Like so many artists I’ve spoken to and interviewed, D*Face hated school and survived it through drawing and doodling anything — from bubble letters to cartoons — all over his school books. Through a mix of fortuitous circumstances, hard work and extraordinary skill, he emerged from a working-class family to become one of the globe’s most successful urban artists. Prodded by his determination not to ever work at a job he hated — as he had seen his mom and too many folks do — he was saved by the skateboarding culture that introduced him to graffiti.
He began tagging while looking for spots to skate, and with the discovery of Thrasher Magazine, Subway Art and Spraycan Art, he was on his way to forge a successful career as a street artist, fine artist and designer. And with the launch of his gallery, Stolen Space, in 2005, he’s paved the way for other artists, as well.

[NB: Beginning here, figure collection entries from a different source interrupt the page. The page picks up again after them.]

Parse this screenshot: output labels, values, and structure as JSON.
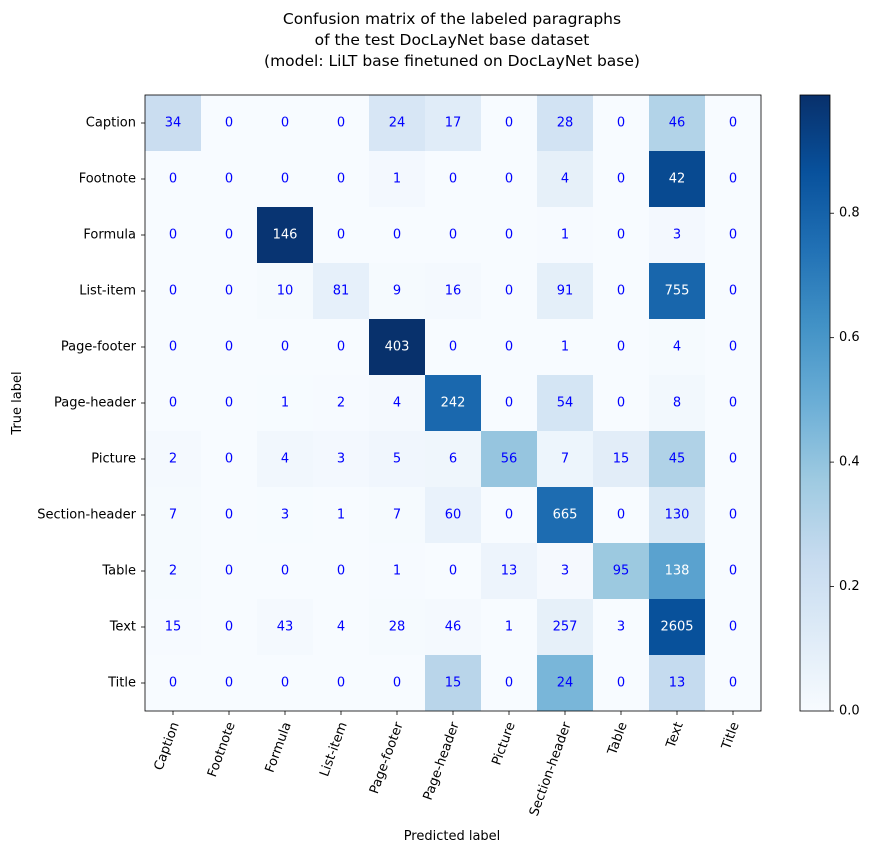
{
  "chart_data": {
    "type": "heatmap",
    "title": [
      "Confusion matrix of the labeled paragraphs",
      "of the test DocLayNet base dataset",
      "(model: LiLT base finetuned on DocLayNet base)"
    ],
    "xlabel": "Predicted label",
    "ylabel": "True label",
    "x_categories": [
      "Caption",
      "Footnote",
      "Formula",
      "List-item",
      "Page-footer",
      "Page-header",
      "Picture",
      "Section-header",
      "Table",
      "Text",
      "Title"
    ],
    "y_categories": [
      "Caption",
      "Footnote",
      "Formula",
      "List-item",
      "Page-footer",
      "Page-header",
      "Picture",
      "Section-header",
      "Table",
      "Text",
      "Title"
    ],
    "values": [
      [
        34,
        0,
        0,
        0,
        24,
        17,
        0,
        28,
        0,
        46,
        0
      ],
      [
        0,
        0,
        0,
        0,
        1,
        0,
        0,
        4,
        0,
        42,
        0
      ],
      [
        0,
        0,
        146,
        0,
        0,
        0,
        0,
        1,
        0,
        3,
        0
      ],
      [
        0,
        0,
        10,
        81,
        9,
        16,
        0,
        91,
        0,
        755,
        0
      ],
      [
        0,
        0,
        0,
        0,
        403,
        0,
        0,
        1,
        0,
        4,
        0
      ],
      [
        0,
        0,
        1,
        2,
        4,
        242,
        0,
        54,
        0,
        8,
        0
      ],
      [
        2,
        0,
        4,
        3,
        5,
        6,
        56,
        7,
        15,
        45,
        0
      ],
      [
        7,
        0,
        3,
        1,
        7,
        60,
        0,
        665,
        0,
        130,
        0
      ],
      [
        2,
        0,
        0,
        0,
        1,
        0,
        13,
        3,
        95,
        138,
        0
      ],
      [
        15,
        0,
        43,
        4,
        28,
        46,
        1,
        257,
        3,
        2605,
        0
      ],
      [
        0,
        0,
        0,
        0,
        0,
        15,
        0,
        24,
        0,
        13,
        0
      ]
    ],
    "color_scale": {
      "colormap": "Blues",
      "colors": [
        "#f7fbff",
        "#deebf7",
        "#c6dbef",
        "#9ecae1",
        "#6baed6",
        "#4292c6",
        "#2171b5",
        "#08519c",
        "#08306b"
      ],
      "min": 0.0,
      "max": 0.99,
      "normalization": "row",
      "ticks": [
        "0.0",
        "0.2",
        "0.4",
        "0.6",
        "0.8"
      ]
    },
    "text_color_light": "#ffffff",
    "text_color_dark": "#0000ff"
  }
}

Always experimenting and evolving, D*Face represents the best of urban art. With his particular fusion of pop culture and graffiti meshed with his rebellious streak and ingenious imagination, D*Face draws both our eyes and minds into his vision. With its dozens of first-rate images and engaging text, The Art of D*Face: One Man and His Dog — published by Laurence King Publishing — is a model of an artist’s monograph. It came my way just as Banksy left town and it was the perfect antidote!